While I agree with this and need to be reminded of this often, I also think the Bible provides so much guidance when it comes to interacting with people and …
wait for it …
CHILDREN ARE PEOPLE.
(Which TBH is actually easy to forget if you’re focused on the repetition of EvErYtHiNg. Because, if you’re like me, your mind kind of goes either numb or insane –and always bitter– when you only focus on the actual physical tasks that need to be done over and over again).
But here’s the thing: our responsibility to raise, discipline, or punish our kids is NOT our free card to act in an un-Christ-like way.

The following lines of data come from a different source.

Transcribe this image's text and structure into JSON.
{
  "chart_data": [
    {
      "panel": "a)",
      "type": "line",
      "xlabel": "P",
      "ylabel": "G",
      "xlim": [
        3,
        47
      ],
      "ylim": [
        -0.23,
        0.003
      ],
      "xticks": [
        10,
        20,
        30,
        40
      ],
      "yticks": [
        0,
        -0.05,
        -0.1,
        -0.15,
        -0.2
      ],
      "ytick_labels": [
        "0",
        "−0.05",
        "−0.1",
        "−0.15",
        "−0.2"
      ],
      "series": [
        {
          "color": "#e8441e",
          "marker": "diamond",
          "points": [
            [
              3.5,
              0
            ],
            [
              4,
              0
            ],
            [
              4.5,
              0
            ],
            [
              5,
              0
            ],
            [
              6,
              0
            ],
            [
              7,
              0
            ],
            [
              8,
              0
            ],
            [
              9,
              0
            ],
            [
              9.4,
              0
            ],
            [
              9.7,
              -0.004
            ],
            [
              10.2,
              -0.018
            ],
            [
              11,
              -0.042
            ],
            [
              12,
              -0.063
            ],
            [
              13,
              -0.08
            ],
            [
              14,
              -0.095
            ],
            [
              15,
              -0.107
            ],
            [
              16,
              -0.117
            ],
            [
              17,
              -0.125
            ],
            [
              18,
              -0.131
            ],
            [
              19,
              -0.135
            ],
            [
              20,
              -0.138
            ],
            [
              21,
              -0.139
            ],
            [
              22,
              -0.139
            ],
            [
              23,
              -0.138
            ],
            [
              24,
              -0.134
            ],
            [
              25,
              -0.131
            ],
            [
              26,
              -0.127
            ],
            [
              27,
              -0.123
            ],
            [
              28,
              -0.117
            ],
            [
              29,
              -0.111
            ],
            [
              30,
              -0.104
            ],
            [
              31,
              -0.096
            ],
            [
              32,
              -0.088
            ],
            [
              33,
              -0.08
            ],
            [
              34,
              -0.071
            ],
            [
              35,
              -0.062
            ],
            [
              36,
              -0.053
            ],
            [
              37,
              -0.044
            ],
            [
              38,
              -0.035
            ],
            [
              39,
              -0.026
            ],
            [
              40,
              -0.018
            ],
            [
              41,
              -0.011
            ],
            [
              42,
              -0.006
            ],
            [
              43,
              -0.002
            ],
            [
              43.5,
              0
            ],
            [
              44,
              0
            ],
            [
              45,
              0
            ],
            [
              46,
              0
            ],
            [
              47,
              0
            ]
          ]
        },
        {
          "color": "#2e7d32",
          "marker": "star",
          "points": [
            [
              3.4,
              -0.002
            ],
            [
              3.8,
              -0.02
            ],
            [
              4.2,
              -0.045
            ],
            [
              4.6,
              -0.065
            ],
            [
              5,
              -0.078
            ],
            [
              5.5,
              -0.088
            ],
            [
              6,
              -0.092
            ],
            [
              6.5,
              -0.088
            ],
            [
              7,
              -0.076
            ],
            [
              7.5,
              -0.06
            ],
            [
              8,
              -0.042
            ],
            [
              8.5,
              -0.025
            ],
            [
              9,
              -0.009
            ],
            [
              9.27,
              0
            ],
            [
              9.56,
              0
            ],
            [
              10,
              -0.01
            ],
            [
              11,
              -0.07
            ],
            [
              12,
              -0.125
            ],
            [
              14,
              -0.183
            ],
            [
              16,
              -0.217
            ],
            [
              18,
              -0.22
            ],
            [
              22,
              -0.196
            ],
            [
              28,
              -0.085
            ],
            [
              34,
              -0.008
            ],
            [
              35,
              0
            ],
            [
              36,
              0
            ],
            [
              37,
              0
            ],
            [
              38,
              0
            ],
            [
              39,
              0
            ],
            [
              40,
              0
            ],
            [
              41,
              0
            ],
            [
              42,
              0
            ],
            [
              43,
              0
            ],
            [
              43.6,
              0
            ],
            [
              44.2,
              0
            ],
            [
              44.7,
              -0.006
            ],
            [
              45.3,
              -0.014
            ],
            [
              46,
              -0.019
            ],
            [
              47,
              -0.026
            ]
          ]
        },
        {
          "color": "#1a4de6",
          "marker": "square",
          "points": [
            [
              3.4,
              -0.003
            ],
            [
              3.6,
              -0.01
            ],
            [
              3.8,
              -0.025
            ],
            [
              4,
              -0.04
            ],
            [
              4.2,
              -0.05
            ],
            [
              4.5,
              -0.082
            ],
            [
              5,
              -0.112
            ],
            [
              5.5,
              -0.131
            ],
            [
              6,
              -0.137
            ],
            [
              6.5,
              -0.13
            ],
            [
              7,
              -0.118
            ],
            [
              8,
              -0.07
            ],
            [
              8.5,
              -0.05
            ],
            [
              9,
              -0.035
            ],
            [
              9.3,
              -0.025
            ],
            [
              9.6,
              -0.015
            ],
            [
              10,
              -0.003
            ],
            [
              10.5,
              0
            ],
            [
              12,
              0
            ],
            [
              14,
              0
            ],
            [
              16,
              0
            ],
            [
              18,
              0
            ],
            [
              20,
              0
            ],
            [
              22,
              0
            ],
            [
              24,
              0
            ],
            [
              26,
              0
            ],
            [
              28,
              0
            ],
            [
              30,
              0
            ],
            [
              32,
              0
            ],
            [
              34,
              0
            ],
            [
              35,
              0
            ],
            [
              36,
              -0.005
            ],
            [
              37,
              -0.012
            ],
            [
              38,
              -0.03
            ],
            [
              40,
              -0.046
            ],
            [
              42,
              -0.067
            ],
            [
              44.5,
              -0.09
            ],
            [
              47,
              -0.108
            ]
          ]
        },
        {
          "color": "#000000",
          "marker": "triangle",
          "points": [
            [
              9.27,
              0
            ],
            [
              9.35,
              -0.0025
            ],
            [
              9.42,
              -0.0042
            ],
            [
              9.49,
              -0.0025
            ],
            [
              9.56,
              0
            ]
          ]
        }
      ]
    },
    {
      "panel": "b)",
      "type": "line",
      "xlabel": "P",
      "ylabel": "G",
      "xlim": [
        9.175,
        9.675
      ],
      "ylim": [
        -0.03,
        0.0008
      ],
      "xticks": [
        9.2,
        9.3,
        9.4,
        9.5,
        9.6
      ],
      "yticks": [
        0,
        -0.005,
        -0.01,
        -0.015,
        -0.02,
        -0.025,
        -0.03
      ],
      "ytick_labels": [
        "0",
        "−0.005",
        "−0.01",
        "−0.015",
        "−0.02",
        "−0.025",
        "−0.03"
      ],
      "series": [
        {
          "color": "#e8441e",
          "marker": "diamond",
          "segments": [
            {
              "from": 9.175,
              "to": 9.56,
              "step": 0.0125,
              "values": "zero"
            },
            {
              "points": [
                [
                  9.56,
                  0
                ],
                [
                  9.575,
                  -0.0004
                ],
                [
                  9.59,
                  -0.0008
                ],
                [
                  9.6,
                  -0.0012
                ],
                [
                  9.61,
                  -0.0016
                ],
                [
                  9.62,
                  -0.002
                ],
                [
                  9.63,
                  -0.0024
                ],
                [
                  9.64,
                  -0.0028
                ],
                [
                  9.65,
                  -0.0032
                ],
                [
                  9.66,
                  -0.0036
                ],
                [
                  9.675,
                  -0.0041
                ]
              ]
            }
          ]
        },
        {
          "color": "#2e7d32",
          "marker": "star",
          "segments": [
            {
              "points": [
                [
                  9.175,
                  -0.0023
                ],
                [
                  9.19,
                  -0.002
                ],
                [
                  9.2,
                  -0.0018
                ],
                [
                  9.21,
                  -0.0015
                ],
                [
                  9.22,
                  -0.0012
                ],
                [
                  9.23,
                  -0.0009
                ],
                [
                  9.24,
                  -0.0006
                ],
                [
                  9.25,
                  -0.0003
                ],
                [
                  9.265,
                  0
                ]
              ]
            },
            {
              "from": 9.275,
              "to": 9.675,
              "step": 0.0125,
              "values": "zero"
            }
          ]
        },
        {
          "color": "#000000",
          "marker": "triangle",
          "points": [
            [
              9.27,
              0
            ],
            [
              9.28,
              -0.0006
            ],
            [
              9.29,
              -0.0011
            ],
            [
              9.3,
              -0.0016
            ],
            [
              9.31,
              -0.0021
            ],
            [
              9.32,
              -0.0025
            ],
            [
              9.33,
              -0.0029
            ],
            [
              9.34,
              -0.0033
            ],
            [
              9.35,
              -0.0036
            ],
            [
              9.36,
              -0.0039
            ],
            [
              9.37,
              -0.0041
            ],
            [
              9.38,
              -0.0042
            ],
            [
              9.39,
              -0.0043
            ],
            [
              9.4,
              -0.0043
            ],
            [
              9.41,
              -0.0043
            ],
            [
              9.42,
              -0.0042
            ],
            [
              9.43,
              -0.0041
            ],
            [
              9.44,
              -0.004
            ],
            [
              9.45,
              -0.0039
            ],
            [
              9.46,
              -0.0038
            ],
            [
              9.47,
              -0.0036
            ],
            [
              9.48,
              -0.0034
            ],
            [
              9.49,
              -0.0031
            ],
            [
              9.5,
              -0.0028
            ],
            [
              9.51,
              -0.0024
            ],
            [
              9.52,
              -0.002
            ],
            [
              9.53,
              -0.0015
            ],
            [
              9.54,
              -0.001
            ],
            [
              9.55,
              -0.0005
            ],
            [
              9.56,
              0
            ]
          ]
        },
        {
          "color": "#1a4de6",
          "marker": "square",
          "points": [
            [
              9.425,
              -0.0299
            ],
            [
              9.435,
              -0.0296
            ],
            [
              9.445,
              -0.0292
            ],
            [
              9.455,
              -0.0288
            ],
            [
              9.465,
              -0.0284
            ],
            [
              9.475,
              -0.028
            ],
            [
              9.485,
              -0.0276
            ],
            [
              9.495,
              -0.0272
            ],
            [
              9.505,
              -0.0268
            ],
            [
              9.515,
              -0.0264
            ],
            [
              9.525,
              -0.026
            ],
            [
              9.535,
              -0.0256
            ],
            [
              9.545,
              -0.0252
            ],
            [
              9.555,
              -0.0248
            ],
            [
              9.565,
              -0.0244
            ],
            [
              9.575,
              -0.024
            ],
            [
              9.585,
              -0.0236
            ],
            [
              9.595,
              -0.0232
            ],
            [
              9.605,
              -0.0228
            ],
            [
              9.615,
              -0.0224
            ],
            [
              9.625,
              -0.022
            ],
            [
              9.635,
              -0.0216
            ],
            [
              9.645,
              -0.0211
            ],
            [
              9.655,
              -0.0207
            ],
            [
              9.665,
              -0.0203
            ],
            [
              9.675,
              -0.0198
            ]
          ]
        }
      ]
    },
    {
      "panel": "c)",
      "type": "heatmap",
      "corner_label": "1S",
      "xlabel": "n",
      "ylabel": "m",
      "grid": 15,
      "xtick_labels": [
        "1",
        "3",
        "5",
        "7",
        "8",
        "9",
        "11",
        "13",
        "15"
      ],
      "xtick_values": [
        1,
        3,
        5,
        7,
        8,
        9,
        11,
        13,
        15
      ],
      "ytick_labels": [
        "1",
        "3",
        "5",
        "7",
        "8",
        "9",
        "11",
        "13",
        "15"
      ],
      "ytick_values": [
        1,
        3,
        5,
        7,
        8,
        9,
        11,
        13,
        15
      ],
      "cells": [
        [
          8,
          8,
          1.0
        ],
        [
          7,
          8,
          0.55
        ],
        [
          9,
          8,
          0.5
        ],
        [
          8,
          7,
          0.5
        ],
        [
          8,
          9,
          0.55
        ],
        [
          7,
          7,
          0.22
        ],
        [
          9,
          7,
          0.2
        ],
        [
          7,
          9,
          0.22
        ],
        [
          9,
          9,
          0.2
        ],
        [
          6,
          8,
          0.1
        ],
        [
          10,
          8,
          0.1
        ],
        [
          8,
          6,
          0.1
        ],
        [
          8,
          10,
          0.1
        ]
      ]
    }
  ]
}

It’s thoroughly humbling and eye-opening to read passages of Scripture that speak of how we are to interact with other people and then apply that to how we interact with our children. All the fruits of the Spirit, all the attributes of love in 1 Corinthians 13, and all the put on’s and put off’s in Paul’s letters can (and should) be lived out in the way we act, talk, and think about our kids.

The authority God has given parents lies within these boundaries of how we are to treat fellow image bearers. We’re only an example (albeit a mere shadow) to our kids of God’s authority when we operate within those bounds. The hard, humbling truth is when we act outside of those bounds we are sinning, harming, and abusing our kids.
I think it’s important to notice any resistance that rises up in our minds at this point. Is this resistance actually an attempt to excuse us as parents from our responsibility to obey God and raise their children in the Lord?
There is abundant love and grace found in turning to God in repentance. But repentance requires laying down our excuses and owning up to our sin. God is not a Father who keeps us at a distance until we get our parenting act together – we can fall into His arms.
God loves us in our messes. When we throw our adult tantrums. When we look at Him in defiance and say, “no!” He is ready and waiting for us to turn to Him and to welcome us into His goodness.
He teaches, trains, disciplines, mercifully punishes, and forgives. Everything He does as our heavenly Father is infused with love and for our good. Jesus asks us to come near and promises he will gently teach us his ways.
Sometimes, maybe, we don’t think it’s possible to parent children as if they’re the image bearers they are, in developmentally appropriate ways, and within the Biblical commands of how to treat one another because we don’t know God as a Father who does the same for us. Maybe our challenges in parenting are opportunities to examine if our view of God as a heavenly Father actually alines with Scripture.
And what difference does this make in our parenting? All. The. Difference. Even if we are physically doing the same mundane tasks as always, when we have repented of our bitterness, impatience, or whatever it is and are looking to our loving heavenly Father for strength and guidance, EvErYtHiNg becomes an opportunity. An opportunity to rest in God’s strength, to grow in holiness, to display Christ’s heart to our kids, and to know the sweet grace of God more.